NF-κB pathway is involved in butyrate-mediated stimulation of MCT1 promoter activity. Caco-2 cells, transiently transfected with the promoter construct comprising −871/+91 region of MCT1 gene in pGL2, were treated with 5 mM butyrate for 24 h in the presence or absence of (A) 5 μM lactacystein (LC) or (B) 25 μM CAPE. Luciferase activity was subsequently determined and expressed as described above. Results are mean ± SEM of three independent experiments. Statistical significance was determined by Student’s paired two-tailed t-test. Asterisks indicate differences between groups, control versus butyrate, are statistically significant at P < 0.001.

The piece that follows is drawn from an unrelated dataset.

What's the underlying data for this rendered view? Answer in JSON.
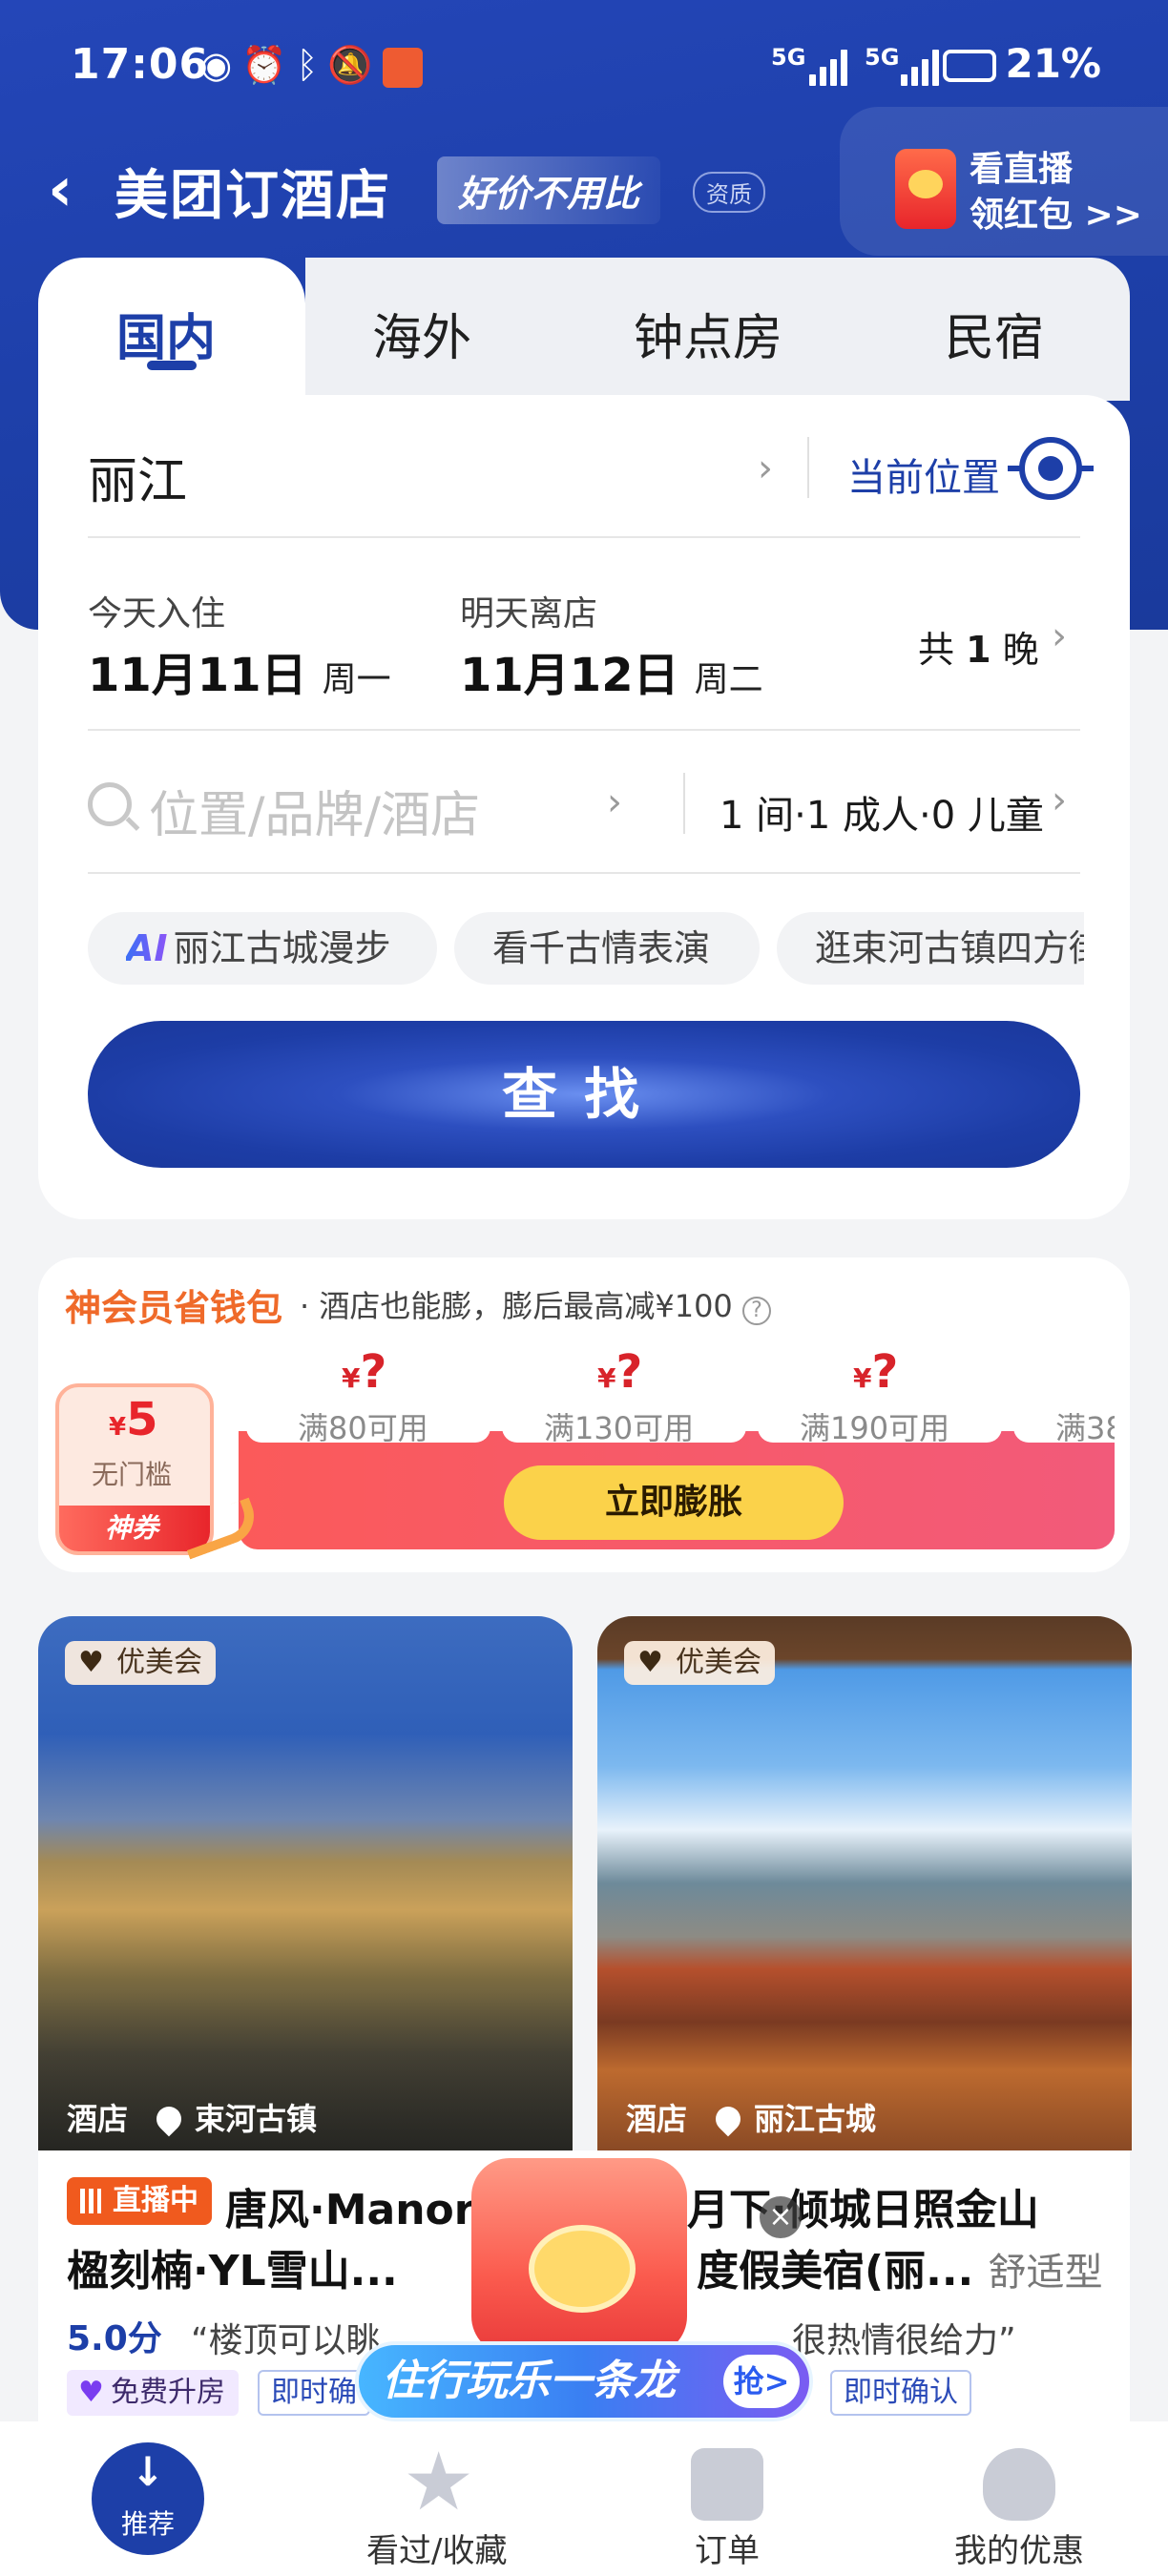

Butyrate Activation of MCT1 Promoter Was Not Specific to Caco-2 Cells

In order to investigate whether the effects of butyrate on MCT1 promoter activity were relevant to other colonic epithelial cells, the entire set of experiments described above were repeated in HT-29 colonic cells. As depicted in Figure 2, similar to our observations in Caco-2 cells, butyrate at 5 mM concentration also caused a significant increase (~10-fold) in MCT1 promoter activity in HT-29 cells, while the effect of propionate was not significant, and acetate was ineffective (Fig. 2A). The dose response to butyrate in HT-29 cells (Fig. 2B) showed that maximal stimulation of promoter activity was achieved at 2.5 mM concentration, indicating that these cells were more responsive to butyrate stimulation than Caco-2 cells.

Fig. 2.

Fig. 2

The effects of short chain fatty acids on the MCT1 gene promoter activity in HT-29 cells. A: HT-29 cells were transiently transfected with the promoter construct comprising −871/+91 region of MCT1 gene in pGL2 and 24 h later treated with 5 mM of the indicated SCFA or gluconate as control, for additional 24 h. Cells were then harvested, lysed, and assayed for firefly luciferase activity. Data were normalized by protein concentrations and expressed as relative luciferase units (RLU)/mg protein. B: HT-29 cells, 24 h post-transfected with the promoter construct −871/+91 were treated for 24 h with butyrate at the indicated concentrations. Luciferase activity was measured and expressed as described above. Results are mean ± SEM of three independent experiments. Statistical significance was determined by Student’s paired two-tailed t-test. Asterisks indicate differences between groups, (A) control versus SCFAs or (B) control vs different conc. of butyrate are statistically significant at P < 0.001.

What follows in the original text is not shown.